Vous vous doutez sans doute que l'ambiance dans les vestiaires marseillais était loin d'être euphorique.

Après le coup de sifflet final de l'arbitre, le président Meric, visiblement sous le coup d'une intense émotion, se refusa tout d'abord à tout commentaire : "Voyez Arribas, nous dit simplement le président, c'est à lui que vous devez vous adresser pour avoir ses impressions..."

Comme vous le voyez, l'affaire se présentait plutôt mal pour les journalistes. Mais le président revint quelques minutes plus tard à de meilleurs sentiments.

"Oui, je pense que nous n'avons tout de même pas eu beaucoup de chance au cours de cette rencontre. Nous avons encaissé un but "fada" comme on le dit populairement, et ensuite toute équipe s'est déconcentrée. Mais, enfin, ce n'est pas une catastrophe. Nos joueurs ont tous de même prouvé tout au long de la rencontre qu'ils avaient pas mal d'arguments à faire valoir. Il suffit, comme je vous le disais, tout à l'heure, de continuer le travail commencé."

Nous avons ensuite demandé à M. Meric des précisions sur le transfert d'Alonso à l'O.M. qu'une dépêche d'agence en provenance de Buenos-Aires considérait déjà comme traité.

"Non ! nous a répondu M. Meric, je n'ai encore rien signé du tout avec Alonso. Je vous confirme simplement que j'ai rendez-vous à Paris demain matin (ce matin pour nos lecteurs) avec Alonso et son imprésario.

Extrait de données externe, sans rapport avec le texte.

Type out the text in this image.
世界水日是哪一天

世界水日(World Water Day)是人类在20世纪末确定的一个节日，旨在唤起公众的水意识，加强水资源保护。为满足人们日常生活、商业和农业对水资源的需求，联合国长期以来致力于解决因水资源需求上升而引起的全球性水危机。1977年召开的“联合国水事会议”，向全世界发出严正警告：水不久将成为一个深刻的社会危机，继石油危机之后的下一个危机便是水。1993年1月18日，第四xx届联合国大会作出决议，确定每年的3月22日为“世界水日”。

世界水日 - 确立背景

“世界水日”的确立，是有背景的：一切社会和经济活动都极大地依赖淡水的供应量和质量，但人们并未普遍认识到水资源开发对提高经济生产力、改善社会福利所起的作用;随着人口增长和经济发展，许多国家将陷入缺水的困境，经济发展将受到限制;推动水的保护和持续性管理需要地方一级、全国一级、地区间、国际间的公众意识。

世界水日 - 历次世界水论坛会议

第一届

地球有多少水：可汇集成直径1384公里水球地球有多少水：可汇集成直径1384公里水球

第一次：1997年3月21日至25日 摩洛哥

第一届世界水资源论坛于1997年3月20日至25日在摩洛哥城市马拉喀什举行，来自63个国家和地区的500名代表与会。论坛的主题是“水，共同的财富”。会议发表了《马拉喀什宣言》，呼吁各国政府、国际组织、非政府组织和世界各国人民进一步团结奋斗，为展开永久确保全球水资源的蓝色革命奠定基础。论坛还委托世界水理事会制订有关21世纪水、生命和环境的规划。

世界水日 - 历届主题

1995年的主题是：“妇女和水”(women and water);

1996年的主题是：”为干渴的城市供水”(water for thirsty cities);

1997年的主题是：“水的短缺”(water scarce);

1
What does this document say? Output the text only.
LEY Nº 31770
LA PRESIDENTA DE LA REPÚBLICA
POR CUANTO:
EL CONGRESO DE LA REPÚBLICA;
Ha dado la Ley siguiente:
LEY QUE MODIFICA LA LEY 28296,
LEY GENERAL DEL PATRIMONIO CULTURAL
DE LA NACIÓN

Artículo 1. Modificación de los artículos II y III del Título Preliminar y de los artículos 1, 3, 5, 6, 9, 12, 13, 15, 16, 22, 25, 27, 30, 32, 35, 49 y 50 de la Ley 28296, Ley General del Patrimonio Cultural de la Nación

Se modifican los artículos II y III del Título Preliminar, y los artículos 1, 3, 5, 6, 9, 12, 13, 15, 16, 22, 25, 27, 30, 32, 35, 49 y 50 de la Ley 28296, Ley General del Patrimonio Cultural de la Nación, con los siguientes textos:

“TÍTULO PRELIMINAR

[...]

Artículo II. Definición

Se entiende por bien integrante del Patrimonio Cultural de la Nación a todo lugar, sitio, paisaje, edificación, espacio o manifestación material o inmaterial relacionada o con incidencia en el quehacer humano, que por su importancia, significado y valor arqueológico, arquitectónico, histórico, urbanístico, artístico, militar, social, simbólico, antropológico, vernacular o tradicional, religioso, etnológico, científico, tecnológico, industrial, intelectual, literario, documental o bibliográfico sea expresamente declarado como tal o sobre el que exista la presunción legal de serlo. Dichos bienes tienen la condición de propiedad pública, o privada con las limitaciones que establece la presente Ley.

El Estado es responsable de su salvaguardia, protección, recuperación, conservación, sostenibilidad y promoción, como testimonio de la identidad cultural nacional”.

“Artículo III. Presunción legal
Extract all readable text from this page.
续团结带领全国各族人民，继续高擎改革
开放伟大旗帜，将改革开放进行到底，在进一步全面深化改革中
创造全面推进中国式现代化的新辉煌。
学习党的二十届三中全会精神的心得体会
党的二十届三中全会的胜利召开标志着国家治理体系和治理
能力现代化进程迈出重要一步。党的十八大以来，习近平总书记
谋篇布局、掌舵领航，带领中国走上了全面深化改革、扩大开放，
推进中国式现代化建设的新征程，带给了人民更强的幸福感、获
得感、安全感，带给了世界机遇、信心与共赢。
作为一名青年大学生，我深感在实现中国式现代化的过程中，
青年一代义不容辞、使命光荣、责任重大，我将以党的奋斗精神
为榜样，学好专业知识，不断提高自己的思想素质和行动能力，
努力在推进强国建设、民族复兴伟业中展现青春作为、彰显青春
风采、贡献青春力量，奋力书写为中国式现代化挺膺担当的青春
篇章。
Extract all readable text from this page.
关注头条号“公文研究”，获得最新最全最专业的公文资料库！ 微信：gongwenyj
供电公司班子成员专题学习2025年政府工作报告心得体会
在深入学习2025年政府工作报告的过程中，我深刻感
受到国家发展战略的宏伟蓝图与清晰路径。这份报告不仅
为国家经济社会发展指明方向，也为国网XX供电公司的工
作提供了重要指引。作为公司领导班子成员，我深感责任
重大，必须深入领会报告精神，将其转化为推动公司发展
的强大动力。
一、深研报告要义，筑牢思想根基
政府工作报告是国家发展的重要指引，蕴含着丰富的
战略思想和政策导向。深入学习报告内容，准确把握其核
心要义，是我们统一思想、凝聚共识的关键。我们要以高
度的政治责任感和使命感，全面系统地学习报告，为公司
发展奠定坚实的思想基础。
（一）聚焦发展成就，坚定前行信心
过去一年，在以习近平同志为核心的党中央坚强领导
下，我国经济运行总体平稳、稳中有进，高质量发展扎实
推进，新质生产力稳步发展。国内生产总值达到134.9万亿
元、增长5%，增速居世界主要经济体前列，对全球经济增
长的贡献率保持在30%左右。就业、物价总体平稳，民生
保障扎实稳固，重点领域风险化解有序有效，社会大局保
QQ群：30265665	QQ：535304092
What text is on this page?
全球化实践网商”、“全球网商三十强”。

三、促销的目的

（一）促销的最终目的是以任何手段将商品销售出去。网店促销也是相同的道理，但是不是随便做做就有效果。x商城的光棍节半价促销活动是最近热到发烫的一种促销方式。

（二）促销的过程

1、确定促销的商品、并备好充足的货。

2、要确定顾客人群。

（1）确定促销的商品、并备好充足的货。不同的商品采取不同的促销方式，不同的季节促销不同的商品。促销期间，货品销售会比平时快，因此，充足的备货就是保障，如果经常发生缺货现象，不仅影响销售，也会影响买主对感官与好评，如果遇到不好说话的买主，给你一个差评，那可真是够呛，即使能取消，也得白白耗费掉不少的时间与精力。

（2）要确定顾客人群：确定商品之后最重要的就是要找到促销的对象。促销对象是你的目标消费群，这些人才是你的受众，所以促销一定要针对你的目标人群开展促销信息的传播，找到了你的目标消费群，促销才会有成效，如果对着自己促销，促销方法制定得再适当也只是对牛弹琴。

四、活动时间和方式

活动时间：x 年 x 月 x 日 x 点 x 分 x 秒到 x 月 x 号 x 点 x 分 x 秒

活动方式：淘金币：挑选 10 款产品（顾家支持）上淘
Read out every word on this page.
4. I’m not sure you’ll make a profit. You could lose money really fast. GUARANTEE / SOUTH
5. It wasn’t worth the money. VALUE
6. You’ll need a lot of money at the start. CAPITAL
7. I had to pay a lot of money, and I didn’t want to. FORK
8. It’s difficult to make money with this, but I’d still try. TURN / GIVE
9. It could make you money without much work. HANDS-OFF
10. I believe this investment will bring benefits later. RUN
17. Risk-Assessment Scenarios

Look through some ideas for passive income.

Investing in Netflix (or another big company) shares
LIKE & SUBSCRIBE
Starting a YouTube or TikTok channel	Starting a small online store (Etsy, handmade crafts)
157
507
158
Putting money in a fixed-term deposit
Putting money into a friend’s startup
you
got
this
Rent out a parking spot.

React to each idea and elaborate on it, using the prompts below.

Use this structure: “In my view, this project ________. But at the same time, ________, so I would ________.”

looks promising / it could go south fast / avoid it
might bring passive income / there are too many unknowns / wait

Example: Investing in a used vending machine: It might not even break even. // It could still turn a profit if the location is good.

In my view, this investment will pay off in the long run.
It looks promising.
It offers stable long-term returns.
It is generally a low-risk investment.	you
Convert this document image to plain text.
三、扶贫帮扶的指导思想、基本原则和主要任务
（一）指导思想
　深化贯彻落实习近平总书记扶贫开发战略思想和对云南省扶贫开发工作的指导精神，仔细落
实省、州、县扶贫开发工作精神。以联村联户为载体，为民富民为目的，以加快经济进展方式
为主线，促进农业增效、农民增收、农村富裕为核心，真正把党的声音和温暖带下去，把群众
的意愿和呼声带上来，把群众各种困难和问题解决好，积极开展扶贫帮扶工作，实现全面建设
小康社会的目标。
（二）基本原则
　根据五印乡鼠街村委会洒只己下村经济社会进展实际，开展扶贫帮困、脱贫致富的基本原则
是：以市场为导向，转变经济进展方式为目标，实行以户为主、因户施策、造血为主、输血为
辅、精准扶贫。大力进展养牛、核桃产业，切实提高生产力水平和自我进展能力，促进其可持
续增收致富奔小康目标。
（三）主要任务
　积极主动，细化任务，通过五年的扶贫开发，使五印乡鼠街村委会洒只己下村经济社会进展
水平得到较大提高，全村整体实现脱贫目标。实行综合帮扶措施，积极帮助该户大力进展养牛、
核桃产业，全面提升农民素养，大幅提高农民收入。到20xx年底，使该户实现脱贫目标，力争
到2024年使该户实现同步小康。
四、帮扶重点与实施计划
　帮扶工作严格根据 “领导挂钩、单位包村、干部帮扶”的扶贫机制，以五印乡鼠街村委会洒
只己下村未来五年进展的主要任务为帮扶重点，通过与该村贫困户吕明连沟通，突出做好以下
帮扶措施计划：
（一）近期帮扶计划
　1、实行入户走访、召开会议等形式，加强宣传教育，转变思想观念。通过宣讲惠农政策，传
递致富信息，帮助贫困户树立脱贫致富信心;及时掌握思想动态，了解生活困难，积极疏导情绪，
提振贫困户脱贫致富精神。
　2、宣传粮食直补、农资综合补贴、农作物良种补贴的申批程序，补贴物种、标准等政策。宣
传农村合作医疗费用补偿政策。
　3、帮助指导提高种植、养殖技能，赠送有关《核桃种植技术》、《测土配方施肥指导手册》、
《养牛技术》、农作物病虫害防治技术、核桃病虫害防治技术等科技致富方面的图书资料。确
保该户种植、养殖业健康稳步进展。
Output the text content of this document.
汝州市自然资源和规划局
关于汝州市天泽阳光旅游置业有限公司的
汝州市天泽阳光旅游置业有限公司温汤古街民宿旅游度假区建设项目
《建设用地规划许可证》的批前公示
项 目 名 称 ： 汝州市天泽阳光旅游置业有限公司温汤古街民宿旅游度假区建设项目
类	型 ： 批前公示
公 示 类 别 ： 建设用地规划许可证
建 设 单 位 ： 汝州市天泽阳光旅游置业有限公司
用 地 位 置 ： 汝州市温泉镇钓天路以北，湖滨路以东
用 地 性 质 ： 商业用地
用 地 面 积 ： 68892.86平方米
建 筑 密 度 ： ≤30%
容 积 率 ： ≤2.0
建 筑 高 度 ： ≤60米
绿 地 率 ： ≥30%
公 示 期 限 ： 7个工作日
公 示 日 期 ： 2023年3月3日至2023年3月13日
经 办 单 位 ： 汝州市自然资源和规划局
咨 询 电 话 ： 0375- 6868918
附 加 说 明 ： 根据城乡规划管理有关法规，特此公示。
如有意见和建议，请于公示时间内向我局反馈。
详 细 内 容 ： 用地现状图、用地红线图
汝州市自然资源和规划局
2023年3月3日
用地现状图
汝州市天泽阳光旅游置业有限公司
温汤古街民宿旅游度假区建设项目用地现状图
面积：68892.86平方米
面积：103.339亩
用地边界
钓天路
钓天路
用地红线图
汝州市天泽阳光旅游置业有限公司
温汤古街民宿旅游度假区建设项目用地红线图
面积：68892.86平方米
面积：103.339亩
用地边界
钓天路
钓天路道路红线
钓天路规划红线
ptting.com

C'est seulement à la suite de ces discussions que je serais en mesure de vous dire si oui ou non le joueur argentin renforcera bientôt les rangs de l'O.M".

JOSÉ ARRIBAS : "NANTES ÉTAIT

UN REDOUTABLE ADVERSAIRE"

Nous sommes ensuite allés trouver José Arribas, qui devait ressentir pas mal d'émotions, lui aussi, à la fin de cette rencontre.

- Déçu ? Avons nous demandé à l'entraîneur olympien.

- "Oui, bien sûr, dans la mesure où il est toujours difficile de digérer une sévère défaite comme celle que vient de nous infliger Nantes. Mais, vous savez, j'étais déjà conscient de la force de cette équipe nantaise, que je connais bien.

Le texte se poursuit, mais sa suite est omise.